Number of Endoscopic Biopsy Specimens Needed to Confirm a Diagnosis of Celiac Disease

David A. Johnson, MD, FACG, FACP


August 06, 2008

How Many Duodenal Biopsy Specimens Are Required to Make a Diagnosis of Celiac Disease?

Pais WP, Duerksen DH, Pettigrew NM, Bernstein CN
Gatrointest Endosc. 2008;67:1082-1087


Celiac disease, a prevalent food hypersensitivity disorder, is an autoimmune disorder of the small intestine that occurs in genetically predisposed individuals and results in a small intestinal inflammatory reaction to gluten proteins (wheat, barley, rye). The prevalence of celiac disease in the United States is estimated to be approximately 1/133.[1] Although diarrhea is the more classic presentation, the manifestations may be quite protean (eg, abdominal pain, bloating, weakness, iron deficiency, osteoporosis).

Serologic testing is quite helpful in screening patients for this immune-mediated enteropathy, but histologic confirmation with duodenal biopsies remains the gold standard for diagnosis. However, there may be patchy distribution of duodenal villous atrophy and there is no clear consensus on the number of biopsies needed to establish or exclude the diagnosis. Although at present there are no specific recommendations from the pediatric gastroenterology guidelines, the American Gastroenterological Association recommends that ideally 6 distal duodenal biopsy specimens should be obtained.[2]

There is variability in the degree of mucosal damage in celiac disease. The first phase is an infiltration with increased numbers of intraepithelial lymphocytes. The second phase is hyperplastic with crypt hypertrophy. The third phase is destructive, with crypt atrophy.

This retrospective study from a tertiary university hospital involved a medical record audit and histology slide analysis of 247 cases of patients who underwent endoscopy to confirm the diagnosis of celiac disease. The final diagnosis was established after a chart review with consideration of clinical symptoms, signs, serologic testing, and histologic analysis of biopsies of the duodenum. All biopsies were evaluated by a single investigator and in cases of uncertainty, consensus was reached through a process review with a second investigator. Serologic testing was not available in all patients.
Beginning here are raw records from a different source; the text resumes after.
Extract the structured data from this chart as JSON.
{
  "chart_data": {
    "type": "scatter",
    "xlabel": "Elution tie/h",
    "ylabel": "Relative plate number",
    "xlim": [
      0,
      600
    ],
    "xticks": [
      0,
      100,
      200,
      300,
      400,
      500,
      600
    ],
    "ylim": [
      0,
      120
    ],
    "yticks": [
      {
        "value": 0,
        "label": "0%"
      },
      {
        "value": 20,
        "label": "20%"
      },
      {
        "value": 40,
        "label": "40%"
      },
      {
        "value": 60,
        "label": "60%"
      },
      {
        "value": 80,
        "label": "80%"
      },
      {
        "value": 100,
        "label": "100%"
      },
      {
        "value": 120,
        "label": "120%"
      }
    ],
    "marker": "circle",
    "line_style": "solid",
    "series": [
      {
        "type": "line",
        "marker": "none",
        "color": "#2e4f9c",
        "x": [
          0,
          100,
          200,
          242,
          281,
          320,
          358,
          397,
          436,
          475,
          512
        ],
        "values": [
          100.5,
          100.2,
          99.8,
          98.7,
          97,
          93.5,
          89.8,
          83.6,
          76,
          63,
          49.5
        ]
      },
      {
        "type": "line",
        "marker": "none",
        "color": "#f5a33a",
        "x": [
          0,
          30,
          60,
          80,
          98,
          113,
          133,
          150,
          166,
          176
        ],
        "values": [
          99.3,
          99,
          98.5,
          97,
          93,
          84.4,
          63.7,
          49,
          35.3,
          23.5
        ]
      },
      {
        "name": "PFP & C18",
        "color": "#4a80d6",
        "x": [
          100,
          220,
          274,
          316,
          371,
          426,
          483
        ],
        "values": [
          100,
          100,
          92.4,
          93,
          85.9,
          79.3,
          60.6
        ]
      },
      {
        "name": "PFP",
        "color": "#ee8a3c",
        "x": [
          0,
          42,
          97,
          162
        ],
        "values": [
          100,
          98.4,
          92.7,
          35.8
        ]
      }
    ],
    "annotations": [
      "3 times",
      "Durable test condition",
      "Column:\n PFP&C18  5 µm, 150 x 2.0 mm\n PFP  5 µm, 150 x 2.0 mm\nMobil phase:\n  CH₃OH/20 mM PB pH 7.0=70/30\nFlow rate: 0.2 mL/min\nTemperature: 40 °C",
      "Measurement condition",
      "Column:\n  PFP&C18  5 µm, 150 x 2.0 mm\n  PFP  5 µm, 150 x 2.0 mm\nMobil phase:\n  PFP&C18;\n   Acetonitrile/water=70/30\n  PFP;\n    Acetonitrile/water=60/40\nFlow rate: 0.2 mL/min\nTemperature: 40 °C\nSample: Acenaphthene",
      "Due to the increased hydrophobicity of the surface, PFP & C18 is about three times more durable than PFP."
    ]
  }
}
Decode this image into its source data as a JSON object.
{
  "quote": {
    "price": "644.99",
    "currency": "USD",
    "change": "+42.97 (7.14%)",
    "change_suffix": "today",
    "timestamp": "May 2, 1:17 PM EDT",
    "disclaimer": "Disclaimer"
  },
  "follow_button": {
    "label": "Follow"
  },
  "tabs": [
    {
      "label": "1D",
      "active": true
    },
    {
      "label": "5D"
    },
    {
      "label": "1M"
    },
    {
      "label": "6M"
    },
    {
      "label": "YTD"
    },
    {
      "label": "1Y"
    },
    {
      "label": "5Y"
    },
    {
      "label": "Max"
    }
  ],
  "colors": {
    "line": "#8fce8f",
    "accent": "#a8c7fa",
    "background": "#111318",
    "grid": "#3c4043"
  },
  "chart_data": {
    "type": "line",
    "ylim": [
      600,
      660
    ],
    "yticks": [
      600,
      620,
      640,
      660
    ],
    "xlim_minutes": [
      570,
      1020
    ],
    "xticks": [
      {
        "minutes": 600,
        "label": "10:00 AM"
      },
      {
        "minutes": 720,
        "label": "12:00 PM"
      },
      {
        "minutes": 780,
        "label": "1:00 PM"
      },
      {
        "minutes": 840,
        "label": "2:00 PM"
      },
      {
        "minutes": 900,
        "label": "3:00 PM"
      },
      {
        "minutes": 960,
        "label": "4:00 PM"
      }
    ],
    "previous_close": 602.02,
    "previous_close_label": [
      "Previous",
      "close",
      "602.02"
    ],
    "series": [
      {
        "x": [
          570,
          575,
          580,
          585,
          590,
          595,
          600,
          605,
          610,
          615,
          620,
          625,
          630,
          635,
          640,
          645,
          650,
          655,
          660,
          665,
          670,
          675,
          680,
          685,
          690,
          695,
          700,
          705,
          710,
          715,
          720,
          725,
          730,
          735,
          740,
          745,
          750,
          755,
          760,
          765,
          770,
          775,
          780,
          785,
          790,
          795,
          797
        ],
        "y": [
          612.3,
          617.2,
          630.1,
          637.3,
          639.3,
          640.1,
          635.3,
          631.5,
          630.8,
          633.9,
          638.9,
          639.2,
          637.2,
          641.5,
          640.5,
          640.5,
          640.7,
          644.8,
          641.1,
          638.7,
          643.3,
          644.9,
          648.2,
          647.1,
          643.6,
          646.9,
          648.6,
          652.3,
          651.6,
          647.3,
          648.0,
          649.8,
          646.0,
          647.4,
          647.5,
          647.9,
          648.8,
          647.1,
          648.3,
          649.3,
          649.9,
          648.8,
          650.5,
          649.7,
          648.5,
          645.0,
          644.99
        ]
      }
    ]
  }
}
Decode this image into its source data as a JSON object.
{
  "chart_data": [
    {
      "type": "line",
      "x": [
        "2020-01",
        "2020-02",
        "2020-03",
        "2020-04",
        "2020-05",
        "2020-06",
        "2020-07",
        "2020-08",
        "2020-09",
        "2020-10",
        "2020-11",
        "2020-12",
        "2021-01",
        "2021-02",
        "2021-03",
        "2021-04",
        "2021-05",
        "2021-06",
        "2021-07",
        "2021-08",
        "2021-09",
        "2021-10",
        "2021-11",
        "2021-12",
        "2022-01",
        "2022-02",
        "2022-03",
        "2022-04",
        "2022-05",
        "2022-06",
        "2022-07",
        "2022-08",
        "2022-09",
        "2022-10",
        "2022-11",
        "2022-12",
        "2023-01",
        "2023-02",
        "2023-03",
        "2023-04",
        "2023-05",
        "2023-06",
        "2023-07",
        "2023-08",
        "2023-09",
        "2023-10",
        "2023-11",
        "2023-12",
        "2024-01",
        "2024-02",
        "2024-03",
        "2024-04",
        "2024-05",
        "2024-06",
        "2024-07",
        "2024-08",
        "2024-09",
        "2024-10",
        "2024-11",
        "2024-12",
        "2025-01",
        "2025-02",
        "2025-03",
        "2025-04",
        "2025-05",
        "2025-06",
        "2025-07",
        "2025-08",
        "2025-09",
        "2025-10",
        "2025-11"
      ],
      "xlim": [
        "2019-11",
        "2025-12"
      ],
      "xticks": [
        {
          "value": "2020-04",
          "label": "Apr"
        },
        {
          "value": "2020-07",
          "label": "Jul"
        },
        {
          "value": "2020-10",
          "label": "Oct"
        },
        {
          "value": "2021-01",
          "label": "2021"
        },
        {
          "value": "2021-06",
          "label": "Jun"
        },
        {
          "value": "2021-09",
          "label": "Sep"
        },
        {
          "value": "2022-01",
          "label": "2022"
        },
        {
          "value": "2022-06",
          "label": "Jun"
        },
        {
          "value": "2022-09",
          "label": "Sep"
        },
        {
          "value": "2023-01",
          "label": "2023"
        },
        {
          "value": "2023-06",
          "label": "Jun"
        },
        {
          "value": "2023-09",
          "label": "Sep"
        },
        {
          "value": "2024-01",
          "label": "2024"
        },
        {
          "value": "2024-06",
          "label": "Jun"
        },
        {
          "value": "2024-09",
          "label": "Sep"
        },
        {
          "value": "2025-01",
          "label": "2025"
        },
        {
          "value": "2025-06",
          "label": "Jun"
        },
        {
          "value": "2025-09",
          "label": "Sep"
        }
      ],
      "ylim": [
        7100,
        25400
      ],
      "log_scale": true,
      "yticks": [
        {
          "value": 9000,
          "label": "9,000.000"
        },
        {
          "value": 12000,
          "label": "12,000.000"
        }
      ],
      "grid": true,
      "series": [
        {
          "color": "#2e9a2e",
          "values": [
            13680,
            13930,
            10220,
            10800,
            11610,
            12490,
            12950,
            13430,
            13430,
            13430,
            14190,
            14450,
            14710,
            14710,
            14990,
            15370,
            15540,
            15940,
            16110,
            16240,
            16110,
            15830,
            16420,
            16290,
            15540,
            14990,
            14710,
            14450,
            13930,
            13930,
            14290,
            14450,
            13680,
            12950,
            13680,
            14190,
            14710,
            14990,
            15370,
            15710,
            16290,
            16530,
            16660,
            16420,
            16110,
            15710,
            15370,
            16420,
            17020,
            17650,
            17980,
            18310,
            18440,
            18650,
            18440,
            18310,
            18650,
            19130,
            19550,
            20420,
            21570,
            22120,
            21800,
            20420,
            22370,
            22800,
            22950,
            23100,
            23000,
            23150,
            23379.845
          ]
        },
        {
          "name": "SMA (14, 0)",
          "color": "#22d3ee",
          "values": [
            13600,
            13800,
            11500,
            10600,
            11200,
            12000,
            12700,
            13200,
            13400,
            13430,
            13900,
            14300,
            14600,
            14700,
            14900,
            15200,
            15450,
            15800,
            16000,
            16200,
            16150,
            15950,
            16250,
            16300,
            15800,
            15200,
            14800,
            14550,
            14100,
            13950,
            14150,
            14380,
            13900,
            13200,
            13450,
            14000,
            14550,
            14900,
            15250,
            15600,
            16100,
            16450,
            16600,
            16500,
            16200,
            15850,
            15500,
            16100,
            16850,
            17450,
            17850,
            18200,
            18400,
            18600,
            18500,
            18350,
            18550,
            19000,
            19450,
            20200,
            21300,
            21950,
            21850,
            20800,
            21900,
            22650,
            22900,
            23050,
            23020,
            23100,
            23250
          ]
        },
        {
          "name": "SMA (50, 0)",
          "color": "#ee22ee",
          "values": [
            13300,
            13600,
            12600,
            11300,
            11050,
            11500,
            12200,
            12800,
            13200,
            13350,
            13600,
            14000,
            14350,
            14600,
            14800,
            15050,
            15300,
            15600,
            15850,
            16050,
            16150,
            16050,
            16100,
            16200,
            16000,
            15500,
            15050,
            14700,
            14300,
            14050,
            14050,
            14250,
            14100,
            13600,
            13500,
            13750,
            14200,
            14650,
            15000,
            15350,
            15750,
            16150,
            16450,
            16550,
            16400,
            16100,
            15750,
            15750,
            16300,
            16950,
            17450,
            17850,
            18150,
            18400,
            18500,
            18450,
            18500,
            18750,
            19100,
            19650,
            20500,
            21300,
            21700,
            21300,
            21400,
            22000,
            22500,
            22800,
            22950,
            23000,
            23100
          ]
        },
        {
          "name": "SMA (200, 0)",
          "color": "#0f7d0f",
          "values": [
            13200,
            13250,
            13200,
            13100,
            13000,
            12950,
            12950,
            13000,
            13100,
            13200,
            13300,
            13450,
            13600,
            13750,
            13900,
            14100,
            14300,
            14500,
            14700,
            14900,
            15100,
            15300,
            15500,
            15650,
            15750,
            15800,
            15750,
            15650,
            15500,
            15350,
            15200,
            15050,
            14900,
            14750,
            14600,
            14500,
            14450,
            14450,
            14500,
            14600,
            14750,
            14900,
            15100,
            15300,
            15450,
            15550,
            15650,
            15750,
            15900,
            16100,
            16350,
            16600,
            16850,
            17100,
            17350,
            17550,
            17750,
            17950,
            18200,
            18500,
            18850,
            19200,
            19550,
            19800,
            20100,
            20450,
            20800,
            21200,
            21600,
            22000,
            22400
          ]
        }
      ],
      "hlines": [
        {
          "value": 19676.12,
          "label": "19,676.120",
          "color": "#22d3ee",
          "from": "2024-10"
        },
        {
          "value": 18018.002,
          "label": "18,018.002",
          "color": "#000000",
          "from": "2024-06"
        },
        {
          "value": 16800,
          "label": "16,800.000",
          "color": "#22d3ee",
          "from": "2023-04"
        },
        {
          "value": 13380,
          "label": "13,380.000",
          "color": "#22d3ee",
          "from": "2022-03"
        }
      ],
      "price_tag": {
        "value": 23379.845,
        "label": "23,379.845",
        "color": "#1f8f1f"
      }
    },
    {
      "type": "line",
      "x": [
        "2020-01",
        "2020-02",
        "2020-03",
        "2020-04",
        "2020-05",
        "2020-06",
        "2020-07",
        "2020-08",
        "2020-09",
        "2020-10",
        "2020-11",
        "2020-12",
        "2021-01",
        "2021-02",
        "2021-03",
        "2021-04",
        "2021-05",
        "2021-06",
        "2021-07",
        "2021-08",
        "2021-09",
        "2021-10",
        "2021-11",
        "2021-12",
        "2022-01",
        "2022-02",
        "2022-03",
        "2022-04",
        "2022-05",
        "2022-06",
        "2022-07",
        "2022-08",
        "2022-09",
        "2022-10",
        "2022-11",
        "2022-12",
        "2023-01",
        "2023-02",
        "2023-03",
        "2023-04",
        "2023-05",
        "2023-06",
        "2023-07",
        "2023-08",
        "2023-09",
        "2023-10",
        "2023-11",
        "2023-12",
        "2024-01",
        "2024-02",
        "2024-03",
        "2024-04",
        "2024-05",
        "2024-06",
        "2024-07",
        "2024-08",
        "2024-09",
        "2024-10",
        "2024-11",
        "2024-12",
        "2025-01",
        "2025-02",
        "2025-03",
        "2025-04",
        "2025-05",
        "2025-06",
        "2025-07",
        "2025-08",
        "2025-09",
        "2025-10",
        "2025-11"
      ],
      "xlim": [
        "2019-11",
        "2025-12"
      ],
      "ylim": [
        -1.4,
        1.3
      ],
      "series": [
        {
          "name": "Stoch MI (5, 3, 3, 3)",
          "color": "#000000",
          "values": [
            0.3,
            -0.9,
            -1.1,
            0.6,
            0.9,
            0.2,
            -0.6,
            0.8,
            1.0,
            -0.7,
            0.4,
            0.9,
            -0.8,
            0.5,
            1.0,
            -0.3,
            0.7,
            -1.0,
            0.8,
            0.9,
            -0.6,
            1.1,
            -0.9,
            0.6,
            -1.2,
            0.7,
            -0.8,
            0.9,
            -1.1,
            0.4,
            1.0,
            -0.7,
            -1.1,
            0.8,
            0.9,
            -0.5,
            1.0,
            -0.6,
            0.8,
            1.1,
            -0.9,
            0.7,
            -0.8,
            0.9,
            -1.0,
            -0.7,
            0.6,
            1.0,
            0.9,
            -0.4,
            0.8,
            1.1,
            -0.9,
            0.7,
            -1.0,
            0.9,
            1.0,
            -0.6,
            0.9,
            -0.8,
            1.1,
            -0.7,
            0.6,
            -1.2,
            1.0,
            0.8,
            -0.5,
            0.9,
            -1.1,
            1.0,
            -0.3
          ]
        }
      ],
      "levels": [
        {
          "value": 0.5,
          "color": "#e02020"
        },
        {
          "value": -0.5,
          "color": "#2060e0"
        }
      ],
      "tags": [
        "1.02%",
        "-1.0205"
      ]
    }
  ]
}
The diagnosis of celiac disease could be confirmed if only 2 biopsies were taken in 90% of patients. Incremental biopsies showed increased sensitivity: 3 biopsy specimens (diagnosis could be confirmed in 95% of patients) and 4 biopsy specimens (diagnosis could be confirmed in 100% of patients). The site of biopsy (second, third, or fourth portions of duodenum) had no influence on outcome. Histologic variability among duodenal biopsies was evident in 25% of cases.


The clinical take-home message from this study is clear: These data suggest that 4 random biopsies should be taken to confirm the diagnosis of celiac disease. Given the variability in sensitivity and specificity of serologic testing, adequate biopsies should be taken from all patients in whom the diagnosis of celiac disease is considered. To prove this strategy absolutely, a prospective trial would be necessary to confirm or refute the diagnosis. However, at present, on the basis of these findings, I would suggest the new "gold standard" for the diagnosis of celiac disease should be as outlined in this report.